On law enforcement, I'm a computer vision guy. I know a lot about facial recognition. And I can just say that to ban or throw out the best technology we have for solving human trafficking, child exploitation, missing persons is a fatal mistake in my view. What parent are you going to say, well, we know your child was abducted, but we're not going to use the best technology to try to find them.

But the flip side is that the privacy issues and the misuse of this technology and the potential for bias in this technology are very real. Affect real communities, do disproportionately affect people of color. And those are real issues that need to be addressed. But this absolute view that it's going to solve all the world's ills or that we should ban it are, frankly, both beneath people with an MIT education, in my opinion.
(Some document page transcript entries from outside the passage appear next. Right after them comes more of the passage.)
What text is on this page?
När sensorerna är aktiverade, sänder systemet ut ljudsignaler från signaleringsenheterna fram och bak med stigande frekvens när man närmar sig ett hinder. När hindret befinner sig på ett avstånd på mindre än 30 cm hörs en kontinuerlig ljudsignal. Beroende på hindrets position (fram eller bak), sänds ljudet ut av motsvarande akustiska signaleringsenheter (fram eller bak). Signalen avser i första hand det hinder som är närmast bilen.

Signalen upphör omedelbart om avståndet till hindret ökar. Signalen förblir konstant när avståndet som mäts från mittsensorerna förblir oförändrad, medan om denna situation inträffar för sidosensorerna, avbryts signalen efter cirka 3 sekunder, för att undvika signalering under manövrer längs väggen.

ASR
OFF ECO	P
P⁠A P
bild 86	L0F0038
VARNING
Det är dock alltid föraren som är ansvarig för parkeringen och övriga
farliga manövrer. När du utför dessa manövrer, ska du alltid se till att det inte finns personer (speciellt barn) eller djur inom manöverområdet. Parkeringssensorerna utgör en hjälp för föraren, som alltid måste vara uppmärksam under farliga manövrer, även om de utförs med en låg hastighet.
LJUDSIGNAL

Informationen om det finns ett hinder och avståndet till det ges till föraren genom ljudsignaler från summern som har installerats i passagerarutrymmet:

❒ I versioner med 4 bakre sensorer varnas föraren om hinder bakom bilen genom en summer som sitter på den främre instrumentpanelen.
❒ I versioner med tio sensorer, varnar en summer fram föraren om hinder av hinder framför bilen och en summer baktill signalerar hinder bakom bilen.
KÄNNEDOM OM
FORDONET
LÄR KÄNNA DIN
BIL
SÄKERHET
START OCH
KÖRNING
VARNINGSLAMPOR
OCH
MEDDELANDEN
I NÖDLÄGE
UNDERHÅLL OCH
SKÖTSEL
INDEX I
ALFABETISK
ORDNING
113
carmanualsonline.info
We need to be the ones to educate people in the how to use these technologies to really address human needs. So a great question. Thank you. Sorry, I got on a bit of a soapbox there.

VICTORIA GONIN: That's good. So our last question, which I think is a perfect ending question. When will the building be finished? This is coming from Joel, from the class of 1967. And he wants to know if the event space will be available for his reunion in May of 2022. DAN HUTTENLOCHER: I wish I wish I could answer that in a positive way. So the building starts construction this summer, and it's a two year construction project.

So summer of '23 is when the building will be finished. And then, who knows when spaces can be booked. I think, rightly, we will be very conservative about not booking event spaces till we're sure they fully are operable. So even like if somebody was doing something in fall of '23 for the big event, we would not probably book that till we're sure the space is really working. But the objective is for people to be moving in before the fall of '23. So thank you very much.

VICTORIA GONIN: Good. Exciting. So thank you Dean Huttenlocher for joining us today and for sharing your work and your vision for the College of Computing. It's very exciting.

And I just want to close by saying these talks are going to be made available by the MIT Alumni Association YouTube channel as soon as possible. And for those of you who are attending reunion events live, we encourage you to take a quick spring break, and then we're going to be offering an opportunity for table chats immediately following this session so that you can go deeper on the discussion with your colleagues attending today. So thank you all, continue to enjoy Tech Reunions, and we look forward to seeing you. Thank you. WHITNEY ESPICH: Thanks for joining us.